After more than a year preparing to host her party’s national convention and helping its candidates win the White House and boost their majority in Congress, Pat Waak wanted August to be what it usually is — a quiet time when the political static recedes.
“It certainly has not been like that at all so far,” the chairwoman of the Colorado Democratic Party said Monday.
Partisans on both sides have turned the August congressional recess into a running battle in the war over health care reform. The issue will be part of the message President Barack Obama brings to Colorado on Saturday when he visits Grand Junction as part of a four-state Western swing.
Sensing they may have found the issue to break the Obama administration’s long legislative winning streak, Republican organizers and conservative talk radio hosts are urging their sympathizers to call, e-mail and visit their representatives’ offices and town hall meetings to register their opposition to proposals to make health insurance mandatory and create a government-run option to provide it.
At some events, the protesters have turned abusive. Members of Congress have been shouted down at town-hall meetings in Michigan, Missouri and Florida.
“I’m a little bit shocked at the degree of nastiness,” Waak said. She said right-wing rabble-rousers were exploiting a climate of anxiety created by the recession.
Dick Wadhams, chairman of the Colorado GOP, said the reaction by “public-spirited citizens” was fully justified. “The more the public has locked in on the details of the Obama-Reid-Pelosi health care reform plan, the more the public doesn’t like it,” he said Monday. “That’s why you’re seeing an outpouring of public opposition.”
Liberal groups aren’t exactly sitting on their hands. Organizing for America, the successor group to the Obama campaign, is sending customized e-mails to its supporters encouraging them to visit the local offices of members of Congress this week to voice their support for health care reform. E-mails in the Colorado Springs area provide directions to the local offices of Rep. Doug Lamborn, R-Colorado Springs, a foe of the health-care proposals, and Sen. Michael Bennet, who supports a public-option health care plan but insists that it not increase the budget deficit.
Colorado’s congressional delegation has been spared any ugly scenes, so far.

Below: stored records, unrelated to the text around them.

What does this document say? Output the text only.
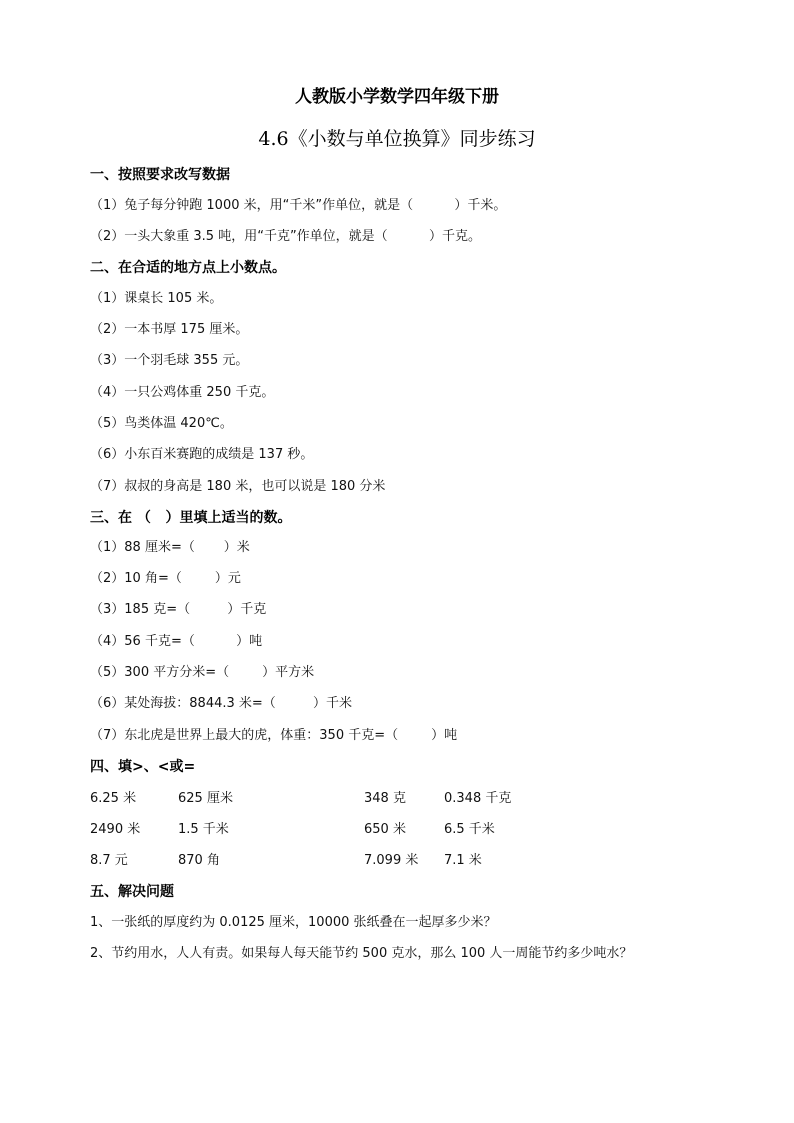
人教版小学数学四年级下册
4.6《小数与单位换算》同步练习
一、按照要求改写数据
（1）兔子每分钟跑 1000 米，用“千米”作单位，就是（          ）千米。
（2）一头大象重 3.5 吨，用“千克”作单位，就是（          ）千克。
二、在合适的地方点上小数点。
（1）课桌长 105 米。
（2）一本书厚 175 厘米。
（3）一个羽毛球 355 元。
（4）一只公鸡体重 250 千克。
（5）鸟类体温 420℃。
（6）小东百米赛跑的成绩是 137 秒。
（7）叔叔的身高是 180 米，也可以说是 180 分米
三、在 （   ）里填上适当的数。
（1）88 厘米=（       ）米
（2）10 角=（        ）元
（3）185 克=（         ）千克
（4）56 千克=（          ）吨
（5）300 平方分米=（        ）平方米
（6）某处海拔：8844.3 米=（         ）千米
（7）东北虎是世界上最大的虎，体重：350 千克=（        ）吨
四、填>、<或=
6.25 米	625 厘米	348 克	0.348 千克
2490 米	1.5 千米	650 米	6.5 千米
8.7 元	870 角	7.099 米 7.1 米
五、解决问题
1、一张纸的厚度约为 0.0125 厘米，10000 张纸叠在一起厚多少米？
2、节约用水，人人有责。如果每人每天能节约 500 克水，那么 100 人一周能节约多少吨水？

Rep. Ed Perlmutter, D-Golden, drew a crowd of at least 250 to his face-the-voters meeting in Brighton Saturday. Most such meetings draw “anywhere between five and 25,” his spokeswoman said. Supporters and opponents of the health care proposals waved signs and banners at the meeting, but it went off peacefully.
Rep. Jared Polis, D-Boulder, has a busy town-hall dance card, with one event last week and five more scheduled before Congress reconvenes Sept. 8.
But other Colorado Democrats haven’t yet risked public confrontation. Rep. Diana DeGette, D-Denver, conducted a “telephone town hall” last week but has scheduled no face-to-face meetings open to the public. Neither has Rep. John Salazar, D-Manassa. Staffers for Rep. Betsy Markey, D-Fort Collins, were reported to be weighing “security concerns” before scheduling any town-hall meetings this month.
Lamborn has tentatively scheduled two town-hall meetings, in Woodland Park on Aug. 18 and a week later in Cañon City.
Rep. Mike Coffman, R-Aurora, is scheduled to meet with the public on Wednesday in Littleton, and his Web site promises two more town hall meetings during the recess.